3 Actionable Strategies You Can Use Today
-
Write your first 3 lines like a headline - if the hook isn't clear on a quick skim, the rest won't matter.
-
Turn one idea into a repeatable post template - it reduces friction, increases consistency, and makes improvement obvious.
-
End with one clean next step - a link, a question, or "follow for X" (one per line) so readers don't hesitate.
Key Takeaways
- Will's advantage is clarity at scale - he writes in a way that invites broad audiences, not just insiders.
- 8.8 posts per week is a strategy, not a flex - more reps means faster learning and stronger pattern recognition.
- All three creators show high resonance - the identical 43.00 Hero Score suggests each has strong content-market fit.
- Niche width changes the ceiling - Will's positioning naturally attracts more professions and more shareable moments.
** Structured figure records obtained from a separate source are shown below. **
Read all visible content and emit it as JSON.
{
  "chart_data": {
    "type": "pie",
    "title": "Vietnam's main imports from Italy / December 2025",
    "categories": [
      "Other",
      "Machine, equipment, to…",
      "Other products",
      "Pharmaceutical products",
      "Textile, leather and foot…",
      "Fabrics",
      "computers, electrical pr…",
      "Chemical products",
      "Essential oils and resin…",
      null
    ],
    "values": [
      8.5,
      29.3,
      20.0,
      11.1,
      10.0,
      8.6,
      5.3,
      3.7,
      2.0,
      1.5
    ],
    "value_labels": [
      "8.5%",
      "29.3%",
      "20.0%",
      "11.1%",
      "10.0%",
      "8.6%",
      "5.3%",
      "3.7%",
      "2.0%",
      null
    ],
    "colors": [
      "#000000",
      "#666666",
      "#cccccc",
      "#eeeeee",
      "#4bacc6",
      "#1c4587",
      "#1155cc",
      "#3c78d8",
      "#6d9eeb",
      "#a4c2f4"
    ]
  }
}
If you try one thing, try this: write your next post with a ruthless goal - make the first three lines unskippable. Then see what happens.
Meet the Creators
Will McTighe
LinkedIn & B2B Marketing Whisperer | Helped 600+ Founders & Execs Build Influence
๐ United States ยท ๐ข Industry not specified
Walker Deibel
Buying businesses | Investing in private markets Founder, PE & RE Fund | Author of Buy Then Build ๐ง Learn more โ walkerdeibel.com
๐ United States ยท ๐ข Industry not specified
Yoram Wijngaarde
Founder and CEO at Dealroom.co
๐ Netherlands ยท ๐ข Industry not specified
This analysis was generated by ViralBrain's AI content intelligence platform.